On Indian Roads Amidst the Second Wave of the Pandemic, Collective Feeling of Helplessness, Fundraisers, And Hope
Table of Content [TOC]
- Now I’m in Himachal Pradesh
- Chaos and Worry of the Pandemic
- What Happened to India?
- The Pretence of Regular Life in the Himalayas
- On Domesticity
- Failing at Just Being
- Hiking in the Himalayas
- Non-Duality
- Covid News and Uncertainty
- Lockdown in Himachal Pradesh
- Languishing or Grieving?
- The Year That Was 2020
- Nomadic Journey
- Getting RT PCR Tests in Udaipur, Rajasthan
- Importance of Systems and How They Are Failing
- What Happened to UP and other Indian States?
- Leaving Rajasthan to Drive Home to Uttar Pradesh
- At Home After 1.5 Years, Isolated
- Journey to Himachal Pradesh
- Fundraiser Campaigns
- A Writer’s Job and Collective Helplessness
- Hope
Here in Himachal Pradesh
I’ve finally ended up in the Himalayan mountains of Himachal Pradesh, and I would live here for the next few months. This mountain excursion was always the plan for the summer and now as my fingers freeze, I wonder why I chose Himachal. Because I love the mountains or because I’m familiar with the Himalayas from my last four-month trip to Dharamshala in 2019?

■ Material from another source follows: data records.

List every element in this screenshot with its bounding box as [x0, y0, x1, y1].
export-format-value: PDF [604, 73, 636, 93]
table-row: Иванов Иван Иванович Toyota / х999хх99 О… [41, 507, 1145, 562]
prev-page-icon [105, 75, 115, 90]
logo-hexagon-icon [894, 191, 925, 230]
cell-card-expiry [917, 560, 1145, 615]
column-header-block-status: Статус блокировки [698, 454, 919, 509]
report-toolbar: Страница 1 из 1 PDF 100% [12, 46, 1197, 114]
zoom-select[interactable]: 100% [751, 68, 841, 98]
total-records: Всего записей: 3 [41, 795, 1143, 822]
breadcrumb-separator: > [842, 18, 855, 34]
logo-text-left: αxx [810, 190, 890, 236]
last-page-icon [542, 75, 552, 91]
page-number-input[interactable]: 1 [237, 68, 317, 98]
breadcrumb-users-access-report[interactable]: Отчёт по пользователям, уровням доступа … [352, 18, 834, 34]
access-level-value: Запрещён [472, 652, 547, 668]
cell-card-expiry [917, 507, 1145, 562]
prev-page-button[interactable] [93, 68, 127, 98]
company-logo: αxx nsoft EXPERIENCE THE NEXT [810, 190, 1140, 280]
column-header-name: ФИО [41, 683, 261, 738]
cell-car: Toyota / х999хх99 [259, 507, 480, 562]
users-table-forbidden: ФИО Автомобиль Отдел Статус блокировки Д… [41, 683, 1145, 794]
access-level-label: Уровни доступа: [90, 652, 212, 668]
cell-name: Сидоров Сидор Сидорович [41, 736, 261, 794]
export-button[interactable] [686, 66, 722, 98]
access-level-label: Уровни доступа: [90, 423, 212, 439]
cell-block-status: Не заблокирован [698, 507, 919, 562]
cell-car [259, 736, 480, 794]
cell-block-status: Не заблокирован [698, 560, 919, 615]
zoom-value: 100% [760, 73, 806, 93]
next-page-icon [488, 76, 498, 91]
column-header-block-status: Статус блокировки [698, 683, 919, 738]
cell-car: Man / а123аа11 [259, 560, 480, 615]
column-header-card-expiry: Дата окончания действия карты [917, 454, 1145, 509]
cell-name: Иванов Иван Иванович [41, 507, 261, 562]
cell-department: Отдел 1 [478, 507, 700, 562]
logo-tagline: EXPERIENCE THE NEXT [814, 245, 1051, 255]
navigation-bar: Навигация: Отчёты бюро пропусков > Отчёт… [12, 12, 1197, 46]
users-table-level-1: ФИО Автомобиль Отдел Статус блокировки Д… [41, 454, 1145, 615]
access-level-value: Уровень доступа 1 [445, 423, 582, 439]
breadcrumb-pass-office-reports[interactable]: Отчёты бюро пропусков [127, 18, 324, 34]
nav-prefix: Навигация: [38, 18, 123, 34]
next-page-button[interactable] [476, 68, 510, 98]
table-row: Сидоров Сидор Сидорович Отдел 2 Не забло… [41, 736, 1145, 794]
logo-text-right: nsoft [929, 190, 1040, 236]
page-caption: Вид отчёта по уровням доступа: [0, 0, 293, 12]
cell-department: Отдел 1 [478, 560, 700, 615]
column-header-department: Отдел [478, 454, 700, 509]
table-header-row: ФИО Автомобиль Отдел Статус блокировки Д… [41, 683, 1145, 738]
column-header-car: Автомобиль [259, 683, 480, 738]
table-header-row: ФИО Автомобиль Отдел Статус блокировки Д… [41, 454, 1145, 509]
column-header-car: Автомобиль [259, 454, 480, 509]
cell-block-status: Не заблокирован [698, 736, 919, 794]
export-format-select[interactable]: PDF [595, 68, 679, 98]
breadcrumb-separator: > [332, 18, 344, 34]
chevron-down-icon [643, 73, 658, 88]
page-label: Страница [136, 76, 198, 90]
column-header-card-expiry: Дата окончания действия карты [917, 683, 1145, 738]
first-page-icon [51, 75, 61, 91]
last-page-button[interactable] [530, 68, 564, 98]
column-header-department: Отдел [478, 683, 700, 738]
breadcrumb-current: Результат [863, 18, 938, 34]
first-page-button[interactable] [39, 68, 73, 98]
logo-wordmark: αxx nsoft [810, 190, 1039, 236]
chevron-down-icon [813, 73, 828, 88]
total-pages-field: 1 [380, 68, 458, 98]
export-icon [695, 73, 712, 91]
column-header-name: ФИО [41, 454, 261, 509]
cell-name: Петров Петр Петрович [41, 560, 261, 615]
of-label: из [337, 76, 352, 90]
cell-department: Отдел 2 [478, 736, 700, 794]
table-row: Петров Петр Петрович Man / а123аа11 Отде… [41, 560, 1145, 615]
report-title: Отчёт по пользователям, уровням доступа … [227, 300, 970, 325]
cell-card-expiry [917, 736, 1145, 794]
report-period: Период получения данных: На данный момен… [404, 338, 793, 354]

In the Shimla area of the mountains where I’m at, summer is not well-known. Locals talk about hailstorms and snowfall even during the months of May to July when the plains of India scorch. During the summers, rains in the lower part of India are scarce but right now heavy rain falls outside my one-bedroom-and-hall house. I have kept the netted house door open by sticking a thick foot mat between the door and its frame. The temperature is no more than 11 degrees outside but when all the doors and windows are closed I stifle, a claustrophobia I picked up, perhaps, by growing up in a very open garden-facing independent house of my parents.